Going through the divorce process involves many difficult decisions. One of the most difficult tasks, however, is determining child custody. Splitting up a family is never an easy process, and it is often filled with strong emotions. However, it is critical to make all decisions based on the best interests of the child.
In addition to deciding who the child will live with, the court will look at the visitation and whether joint or sole custody is best. The judge presiding over the case will take into account all circumstances of the situation before making the final decision.
Legal vs. physical custody
Parents who have legal custody have the right to make critical decisions regarding a child’s religious upbringing, education and medical care. Those who have physical custody are responsible for the physical caretaking of the child.
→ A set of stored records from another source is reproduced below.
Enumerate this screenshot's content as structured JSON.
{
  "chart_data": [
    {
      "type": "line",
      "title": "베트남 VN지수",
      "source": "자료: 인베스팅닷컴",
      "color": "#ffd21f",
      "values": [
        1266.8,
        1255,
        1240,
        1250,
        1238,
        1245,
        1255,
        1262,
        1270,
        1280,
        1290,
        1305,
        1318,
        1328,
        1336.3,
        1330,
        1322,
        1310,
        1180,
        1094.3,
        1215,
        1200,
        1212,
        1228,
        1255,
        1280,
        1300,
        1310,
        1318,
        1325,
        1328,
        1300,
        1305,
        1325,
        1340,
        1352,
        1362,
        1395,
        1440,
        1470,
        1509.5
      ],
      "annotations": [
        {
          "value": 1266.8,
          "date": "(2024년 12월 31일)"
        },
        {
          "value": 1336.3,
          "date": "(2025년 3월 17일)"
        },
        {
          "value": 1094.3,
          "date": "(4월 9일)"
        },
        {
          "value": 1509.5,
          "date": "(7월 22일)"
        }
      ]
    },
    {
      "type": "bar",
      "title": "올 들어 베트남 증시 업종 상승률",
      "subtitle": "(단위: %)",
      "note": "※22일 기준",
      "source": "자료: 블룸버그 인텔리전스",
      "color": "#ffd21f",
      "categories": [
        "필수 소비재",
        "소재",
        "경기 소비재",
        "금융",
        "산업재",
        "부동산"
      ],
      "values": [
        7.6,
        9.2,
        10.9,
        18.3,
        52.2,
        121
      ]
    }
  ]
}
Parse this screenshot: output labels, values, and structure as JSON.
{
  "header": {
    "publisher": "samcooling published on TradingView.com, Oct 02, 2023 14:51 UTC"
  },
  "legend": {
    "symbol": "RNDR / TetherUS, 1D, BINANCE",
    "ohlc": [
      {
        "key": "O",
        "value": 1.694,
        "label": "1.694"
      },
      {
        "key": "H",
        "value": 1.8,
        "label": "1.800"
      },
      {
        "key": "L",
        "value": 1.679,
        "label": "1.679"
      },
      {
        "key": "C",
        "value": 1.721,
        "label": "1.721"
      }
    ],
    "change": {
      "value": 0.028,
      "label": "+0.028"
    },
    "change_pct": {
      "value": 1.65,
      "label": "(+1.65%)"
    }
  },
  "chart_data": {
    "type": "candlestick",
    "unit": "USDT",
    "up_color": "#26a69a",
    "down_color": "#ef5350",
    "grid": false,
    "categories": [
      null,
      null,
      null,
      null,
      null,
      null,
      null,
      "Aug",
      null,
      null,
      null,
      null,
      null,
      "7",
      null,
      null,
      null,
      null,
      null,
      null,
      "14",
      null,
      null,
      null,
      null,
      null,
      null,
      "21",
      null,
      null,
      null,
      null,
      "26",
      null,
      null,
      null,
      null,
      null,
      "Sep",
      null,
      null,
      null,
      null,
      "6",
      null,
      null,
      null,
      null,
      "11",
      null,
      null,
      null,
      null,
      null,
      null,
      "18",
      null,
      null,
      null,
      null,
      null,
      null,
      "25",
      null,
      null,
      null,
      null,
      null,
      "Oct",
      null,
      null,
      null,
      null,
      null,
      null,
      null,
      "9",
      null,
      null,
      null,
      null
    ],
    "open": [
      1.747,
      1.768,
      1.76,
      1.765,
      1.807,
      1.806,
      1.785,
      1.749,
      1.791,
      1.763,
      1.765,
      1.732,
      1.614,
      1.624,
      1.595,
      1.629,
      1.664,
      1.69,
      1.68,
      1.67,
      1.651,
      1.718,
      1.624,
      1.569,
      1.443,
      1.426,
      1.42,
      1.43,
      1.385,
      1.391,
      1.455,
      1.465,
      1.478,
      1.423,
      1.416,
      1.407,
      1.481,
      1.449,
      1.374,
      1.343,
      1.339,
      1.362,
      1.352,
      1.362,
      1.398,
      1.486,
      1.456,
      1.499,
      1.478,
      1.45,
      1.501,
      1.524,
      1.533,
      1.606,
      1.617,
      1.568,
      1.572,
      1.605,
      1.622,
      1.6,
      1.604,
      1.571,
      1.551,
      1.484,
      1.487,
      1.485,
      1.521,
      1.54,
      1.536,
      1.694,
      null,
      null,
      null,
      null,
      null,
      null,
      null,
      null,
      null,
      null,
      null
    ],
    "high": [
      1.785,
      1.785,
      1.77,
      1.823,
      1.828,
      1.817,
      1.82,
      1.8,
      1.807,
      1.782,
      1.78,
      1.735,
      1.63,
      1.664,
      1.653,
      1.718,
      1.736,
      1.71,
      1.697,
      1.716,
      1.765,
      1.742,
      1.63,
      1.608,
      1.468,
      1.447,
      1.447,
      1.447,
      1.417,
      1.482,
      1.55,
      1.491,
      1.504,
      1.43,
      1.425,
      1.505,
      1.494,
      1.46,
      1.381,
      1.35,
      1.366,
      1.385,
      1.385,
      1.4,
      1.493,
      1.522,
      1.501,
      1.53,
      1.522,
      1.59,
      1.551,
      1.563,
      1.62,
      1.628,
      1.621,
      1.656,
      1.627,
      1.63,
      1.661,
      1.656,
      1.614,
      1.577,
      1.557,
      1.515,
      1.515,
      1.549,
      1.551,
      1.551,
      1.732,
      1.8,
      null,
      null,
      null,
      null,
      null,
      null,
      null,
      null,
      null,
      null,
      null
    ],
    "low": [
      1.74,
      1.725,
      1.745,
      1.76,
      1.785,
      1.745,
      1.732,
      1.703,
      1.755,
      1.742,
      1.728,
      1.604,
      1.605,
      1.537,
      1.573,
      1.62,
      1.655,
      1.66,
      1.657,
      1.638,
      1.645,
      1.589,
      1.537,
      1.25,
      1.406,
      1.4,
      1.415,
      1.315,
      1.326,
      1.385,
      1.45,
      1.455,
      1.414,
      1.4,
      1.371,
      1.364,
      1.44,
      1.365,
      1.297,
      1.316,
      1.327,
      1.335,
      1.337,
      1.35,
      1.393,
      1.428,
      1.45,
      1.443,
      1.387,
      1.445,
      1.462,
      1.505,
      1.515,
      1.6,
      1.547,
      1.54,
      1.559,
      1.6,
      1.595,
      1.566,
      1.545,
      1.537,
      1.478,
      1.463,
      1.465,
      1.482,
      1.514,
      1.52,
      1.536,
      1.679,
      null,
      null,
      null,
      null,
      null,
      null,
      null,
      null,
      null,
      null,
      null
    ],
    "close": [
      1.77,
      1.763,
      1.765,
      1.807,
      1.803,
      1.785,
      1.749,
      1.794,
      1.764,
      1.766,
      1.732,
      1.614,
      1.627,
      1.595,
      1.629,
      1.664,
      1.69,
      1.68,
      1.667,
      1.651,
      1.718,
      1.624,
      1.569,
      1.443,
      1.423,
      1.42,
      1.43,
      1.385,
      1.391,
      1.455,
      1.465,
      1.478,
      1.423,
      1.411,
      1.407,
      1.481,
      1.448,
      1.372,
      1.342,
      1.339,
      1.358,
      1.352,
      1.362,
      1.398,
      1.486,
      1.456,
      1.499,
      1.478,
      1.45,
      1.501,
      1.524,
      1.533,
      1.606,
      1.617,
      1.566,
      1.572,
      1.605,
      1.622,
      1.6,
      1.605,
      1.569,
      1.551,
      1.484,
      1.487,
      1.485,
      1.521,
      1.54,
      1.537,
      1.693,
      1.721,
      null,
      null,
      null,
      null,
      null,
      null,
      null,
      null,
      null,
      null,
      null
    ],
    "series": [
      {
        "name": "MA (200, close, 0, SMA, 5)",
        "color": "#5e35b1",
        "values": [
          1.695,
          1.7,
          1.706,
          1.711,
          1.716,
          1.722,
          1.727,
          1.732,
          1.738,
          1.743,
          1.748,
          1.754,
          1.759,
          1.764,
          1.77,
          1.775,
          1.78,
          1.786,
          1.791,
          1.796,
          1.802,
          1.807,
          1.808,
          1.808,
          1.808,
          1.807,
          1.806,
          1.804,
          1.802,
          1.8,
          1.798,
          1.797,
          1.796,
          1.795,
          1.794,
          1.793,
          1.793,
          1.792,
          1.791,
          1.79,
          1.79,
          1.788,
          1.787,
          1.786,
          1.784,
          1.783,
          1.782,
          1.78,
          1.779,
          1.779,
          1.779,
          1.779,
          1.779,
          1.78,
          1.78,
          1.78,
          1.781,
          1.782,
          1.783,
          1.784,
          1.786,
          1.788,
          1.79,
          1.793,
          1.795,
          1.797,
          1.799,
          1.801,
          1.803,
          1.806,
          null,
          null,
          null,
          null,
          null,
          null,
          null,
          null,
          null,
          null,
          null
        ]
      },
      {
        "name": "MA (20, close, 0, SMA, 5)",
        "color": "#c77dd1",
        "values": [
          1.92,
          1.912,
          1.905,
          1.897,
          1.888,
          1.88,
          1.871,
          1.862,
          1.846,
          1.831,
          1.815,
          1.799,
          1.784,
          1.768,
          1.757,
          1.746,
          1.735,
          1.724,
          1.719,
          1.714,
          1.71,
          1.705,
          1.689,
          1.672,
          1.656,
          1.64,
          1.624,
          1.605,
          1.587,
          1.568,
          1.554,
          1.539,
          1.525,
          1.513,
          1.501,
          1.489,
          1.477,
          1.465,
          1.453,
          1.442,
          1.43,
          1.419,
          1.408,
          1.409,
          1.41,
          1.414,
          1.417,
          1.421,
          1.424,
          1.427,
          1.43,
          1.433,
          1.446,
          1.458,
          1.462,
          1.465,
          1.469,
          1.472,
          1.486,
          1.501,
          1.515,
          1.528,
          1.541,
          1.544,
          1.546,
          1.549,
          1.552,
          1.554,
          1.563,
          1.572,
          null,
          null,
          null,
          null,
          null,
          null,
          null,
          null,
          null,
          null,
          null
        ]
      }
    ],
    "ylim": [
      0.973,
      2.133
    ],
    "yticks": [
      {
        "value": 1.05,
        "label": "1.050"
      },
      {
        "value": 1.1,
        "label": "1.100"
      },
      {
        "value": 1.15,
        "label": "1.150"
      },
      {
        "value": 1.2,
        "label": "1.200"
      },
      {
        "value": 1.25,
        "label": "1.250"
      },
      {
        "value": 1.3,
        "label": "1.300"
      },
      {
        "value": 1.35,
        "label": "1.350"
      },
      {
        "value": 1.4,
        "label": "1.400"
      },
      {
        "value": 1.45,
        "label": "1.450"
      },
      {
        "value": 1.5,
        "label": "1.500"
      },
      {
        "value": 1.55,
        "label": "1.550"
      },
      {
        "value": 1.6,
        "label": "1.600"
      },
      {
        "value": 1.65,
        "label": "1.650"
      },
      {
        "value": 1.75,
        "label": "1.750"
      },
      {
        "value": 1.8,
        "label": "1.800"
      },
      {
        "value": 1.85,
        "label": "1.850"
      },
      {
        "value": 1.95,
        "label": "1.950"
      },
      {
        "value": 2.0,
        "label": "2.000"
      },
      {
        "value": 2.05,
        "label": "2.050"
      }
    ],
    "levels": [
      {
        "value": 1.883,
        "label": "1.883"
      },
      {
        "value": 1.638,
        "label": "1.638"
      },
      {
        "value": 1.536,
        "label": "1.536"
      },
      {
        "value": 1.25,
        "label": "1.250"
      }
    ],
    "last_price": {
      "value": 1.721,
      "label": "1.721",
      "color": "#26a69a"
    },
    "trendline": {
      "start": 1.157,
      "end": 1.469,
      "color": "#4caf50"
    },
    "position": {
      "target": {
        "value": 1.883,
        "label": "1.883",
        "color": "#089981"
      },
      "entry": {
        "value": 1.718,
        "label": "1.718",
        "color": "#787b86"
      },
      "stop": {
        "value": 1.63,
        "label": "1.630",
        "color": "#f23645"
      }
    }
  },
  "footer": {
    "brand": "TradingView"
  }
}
The court may rule sole or joint legal or physical custody of the child. This means that both parents may share the legal decision-making and physical caretaking of the child, or the responsibility may fall on one parent.
Factors courts consider
According to the Michigan Child Custody Act, the court may consider the following factors before determining child custody:
- Educational and recreational opportunities at each household
- The mental and physical health of each party
- Who was the primary caretaker during the marriage
- The child care arrangements at each household
- Whether any spousal abuse, drugs or alcohol were involved
- Occupation and financial stability of each party
In some cases, the court may ask for the child’s input when it comes to what parent they would rather live with. The court will not allow custody or visitation to a parent who has been convicted of certain crimes involving murder or sexual offenses.
Ensuring the child is in the right situation is critical to their development. Having access to both their mother and father is important to have a well-rounded upbringing.